Dans ces envoûtantes miscellanées du beau bizarre, Huysmans nous guide, cicérone pervers, à travers les dédales d'une névrose. Celle du duc Jean Floressas des Esseintes, raffiné blasé, qui s'isole du commun et du vulgaire dans sa villa de Fontenay-aux-Roses. Souffrant de nervosisme -et plus certainement d'une syphilis-, ce misanthrope recrée dans sa thébaïde un univers qui lui ressemble : original, factice et décadent. 

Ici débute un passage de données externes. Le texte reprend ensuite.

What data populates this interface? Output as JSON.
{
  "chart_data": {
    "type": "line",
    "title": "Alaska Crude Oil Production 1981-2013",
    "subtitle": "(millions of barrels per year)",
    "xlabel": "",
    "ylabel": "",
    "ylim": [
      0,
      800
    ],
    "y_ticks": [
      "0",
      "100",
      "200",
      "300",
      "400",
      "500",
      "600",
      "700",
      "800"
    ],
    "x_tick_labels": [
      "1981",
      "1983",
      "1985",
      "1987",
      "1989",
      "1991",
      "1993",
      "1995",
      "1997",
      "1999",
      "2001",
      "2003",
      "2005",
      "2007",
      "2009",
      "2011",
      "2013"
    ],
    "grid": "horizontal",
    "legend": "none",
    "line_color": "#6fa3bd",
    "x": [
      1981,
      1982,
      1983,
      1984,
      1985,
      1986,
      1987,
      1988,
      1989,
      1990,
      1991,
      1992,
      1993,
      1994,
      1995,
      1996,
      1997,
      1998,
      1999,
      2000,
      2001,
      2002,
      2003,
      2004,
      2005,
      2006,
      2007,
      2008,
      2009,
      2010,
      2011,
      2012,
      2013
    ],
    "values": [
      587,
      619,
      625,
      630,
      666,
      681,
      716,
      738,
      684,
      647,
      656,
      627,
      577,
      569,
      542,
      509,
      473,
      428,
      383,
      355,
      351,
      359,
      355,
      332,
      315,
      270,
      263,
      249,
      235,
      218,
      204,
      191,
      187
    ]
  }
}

Plus son sanctuaire s'orne des oblations qu'il y dépose, plus son être se vide de sa substance. L'ennui et le pâle tréponème le tuent à petit feu en une immolation funeste. Qu'il feuillette avec passion les décadents latins, les Parnassiens et Poètes Maudits du jour, distille les parfums les plus suaves, s'immerge dans l'exubérance d'un jardin corrupteur ou se noie dans les pigments faisandés des tableaux de Gustave Moreau ou dans les gravures tératologiques d'Odilon Redon, ce triste babilan reste désespérément flasque.

Car le fruit est pourri. Des Esseintes, "né sur un lit de roses fanées", snobissime pourfendeur du naturel qui se grise d'artifices, entretient un cœur vicié. Pédéraste refoulé, sadique perfide, il s'est longtemps nourri de la détresse humaine. Seul face à lui-même, "dans ce confinement contre nature où il s'entêtait", ce devancier d'un Dorian Gray, exsude ses poisons sans le secours d'une rédemption divine.

Démiurge excentrique, Huysmans brode une étoffe chatoyante où brasillent les fils d'or d'une imagination baroque : un orgue à alcools dont Vian saura se souvenir, un dîner monochrome, une Salomé chelonienne qui meurt sous le poids des pierreries dont elle est revêtue, un voyage immobile où seuls les sens sont activés... Son génie séminal a généré de beaux enfants et la littérature comme la chanson lui doivent beaucoup.

Véritable pierre philosophale, la plume de l'écrivain transmute le plomb ordinaire en or. Tout à la fois chantournée et plantureuse, l'écriture huysmanienne surabonde de préciosités et d'extravagances mais privilégie une expression lumineuse et un débraillé de façade. Sa mise en voix procure d'ineffables plaisirs. Morbide ou rutilant, chaque chapitre profusément référencé est un miracle d'intelligence et de poésie. De la gelée royale !

Une aventure "déliquesseintes", une épectase littéraire : l'indispensable Baedeker Fin de Siècle.